CSM|SP: Registro de Imóveis – Escritura Pública de Venda e Compra – Desqualificação do título judicial, sob o argumento de que o imóvel está localizado em circunscrição imobiliária diversa (Itaquaquecetuba) – Comprovação de que o lote está inserido em Itaquaquecetuba – Princípio da territorialidade – Desqualificação correta – Título que deve ser apresentado no Registro de Imóveis de Itaquaquecetuba – Bloqueio de matrícula pelo Registrador – Impossibilidade – Determinação de observância do art. 214, parágrafos 1º e 2º, da Lei de Registros Públicos, com oitiva dos interessados, em virtude de se referir a imóvel pertencente a outro Município – Apelação não provida, com determinação.

ACÓRDÃO

Vistos, relatados e discutidos estes autos do(a) Apelação nº 1000008-24.2016.8.26.0543, da Comarca de Santa Isabel, em que são partes é apelante QUITERIA MORAES VILELA, é apelado OFICIAL DE REGISTRO DE IMÓVEIS, TÍTULOS E DOCUMENTOS E CIVIL DE PESSOA JURÍDICA DA COMARCA DE SANTA ISABEL.

ACORDAM, em Conselho Superior de Magistratura do Tribunal de Justiça de São Paulo, proferir a seguinte decisão: “Negaram provimento à apelação, com determinação para que o MM. Juiz Corregedor Permanente apure a razão da indevida abertura de matrícula e proceda conforme o art. 214, §§ 1º e 2º, da Lei de Registros Públicos, a fim de possibilitar o cancelamento da matrícula, viabilizando que o interessado abra matrícula perante o Cartório de Registro de Imóveis de Itaquaquecetuba e registre a Escritura Pública de Venda e Compra, v.u.”, de conformidade com o voto do Relator, que integra este Acórdão.

O julgamento teve a participação dos Exmos.

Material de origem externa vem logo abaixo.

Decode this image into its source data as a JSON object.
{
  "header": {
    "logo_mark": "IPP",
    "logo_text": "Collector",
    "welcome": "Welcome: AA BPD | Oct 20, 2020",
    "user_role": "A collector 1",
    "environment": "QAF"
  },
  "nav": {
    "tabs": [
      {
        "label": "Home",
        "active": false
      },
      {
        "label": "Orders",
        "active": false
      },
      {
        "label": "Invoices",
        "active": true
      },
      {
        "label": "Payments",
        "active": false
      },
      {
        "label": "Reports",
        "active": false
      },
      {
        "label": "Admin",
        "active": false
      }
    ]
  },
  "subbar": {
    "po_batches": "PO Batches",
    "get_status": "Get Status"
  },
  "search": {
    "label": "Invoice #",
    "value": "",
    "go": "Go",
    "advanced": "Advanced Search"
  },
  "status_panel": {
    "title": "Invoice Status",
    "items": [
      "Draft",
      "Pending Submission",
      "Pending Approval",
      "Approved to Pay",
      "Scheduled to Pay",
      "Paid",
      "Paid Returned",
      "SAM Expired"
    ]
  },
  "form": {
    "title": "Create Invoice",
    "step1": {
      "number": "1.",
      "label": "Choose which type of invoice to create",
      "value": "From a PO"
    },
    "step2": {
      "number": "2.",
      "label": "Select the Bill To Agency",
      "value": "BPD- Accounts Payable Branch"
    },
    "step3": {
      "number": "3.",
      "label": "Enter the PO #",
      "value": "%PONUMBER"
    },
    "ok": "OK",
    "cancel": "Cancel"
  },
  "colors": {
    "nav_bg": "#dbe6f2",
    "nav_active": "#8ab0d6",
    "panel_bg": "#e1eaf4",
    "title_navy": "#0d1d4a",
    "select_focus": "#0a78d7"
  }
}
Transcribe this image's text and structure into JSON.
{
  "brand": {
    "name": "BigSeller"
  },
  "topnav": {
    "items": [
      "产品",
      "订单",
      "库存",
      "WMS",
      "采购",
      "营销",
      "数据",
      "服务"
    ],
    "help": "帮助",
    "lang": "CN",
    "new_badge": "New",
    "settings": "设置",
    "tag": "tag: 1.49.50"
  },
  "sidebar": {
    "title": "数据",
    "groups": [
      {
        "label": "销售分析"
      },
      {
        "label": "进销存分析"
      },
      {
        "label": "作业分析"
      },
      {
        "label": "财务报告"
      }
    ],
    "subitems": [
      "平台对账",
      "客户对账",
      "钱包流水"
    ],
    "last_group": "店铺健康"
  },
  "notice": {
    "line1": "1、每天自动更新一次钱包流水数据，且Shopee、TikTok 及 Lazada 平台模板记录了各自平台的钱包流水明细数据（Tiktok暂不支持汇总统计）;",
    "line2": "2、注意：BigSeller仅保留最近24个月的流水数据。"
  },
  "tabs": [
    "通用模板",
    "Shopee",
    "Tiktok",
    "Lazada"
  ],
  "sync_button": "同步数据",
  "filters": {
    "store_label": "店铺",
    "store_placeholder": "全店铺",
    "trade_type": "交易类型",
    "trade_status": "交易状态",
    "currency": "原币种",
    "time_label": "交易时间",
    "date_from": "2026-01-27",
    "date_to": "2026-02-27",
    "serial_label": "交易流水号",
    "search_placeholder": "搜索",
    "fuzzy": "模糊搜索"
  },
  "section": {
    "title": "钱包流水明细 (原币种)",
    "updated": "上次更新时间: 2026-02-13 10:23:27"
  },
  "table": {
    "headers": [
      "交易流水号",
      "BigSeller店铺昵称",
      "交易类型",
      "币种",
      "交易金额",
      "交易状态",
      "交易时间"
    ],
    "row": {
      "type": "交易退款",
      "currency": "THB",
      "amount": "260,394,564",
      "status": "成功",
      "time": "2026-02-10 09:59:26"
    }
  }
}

Desembargadores PEREIRA CALÇAS (Presidente), ADEMIR BENEDITO, PAULO DIMAS MASCARETTI, XAVIER DE AQUINO, LUIZ ANTONIO DE GODOY, RICARDO DIP E SALLES ABREU.

São Paulo, 31 de julho de 2017.

MANOEL DE QUEIROZ PEREIRA CALÇAS

Corregedor Geral da Justiça e Relator

Apelação n.º 1000008-24.2016.8.26.0543

Apelante: Quiteria Moraes Vilela

Apelado: Oficial de Registro de Imóveis, Títulos e Documentos e Civil de Pessoa Jurídica da Comarca de Santa Isabel

VOTO N.º 29.786

Registro de Imóveis – Escritura Pública de Venda e Compra – Desqualificação do título judicial, sob o argumento de que o imóvel está localizado em circunscrição imobiliária diversa (Itaquaquecetuba) – Comprovação de que o lote está inserido em Itaquaquecetuba – Princípio da territorialidade – Desqualificação correta – Título que deve ser apresentado no Registro de Imóveis de Itaquaquecetuba – Bloqueio de matrícula pelo Registrador – Impossibilidade – Determinação de observância do art. 214, parágrafos 1º e 2º, da Lei de Registros Públicos, com oitiva dos interessados, em virtude de se referir a imóvel pertencente a outro Município – Apelação não provida, com determinação.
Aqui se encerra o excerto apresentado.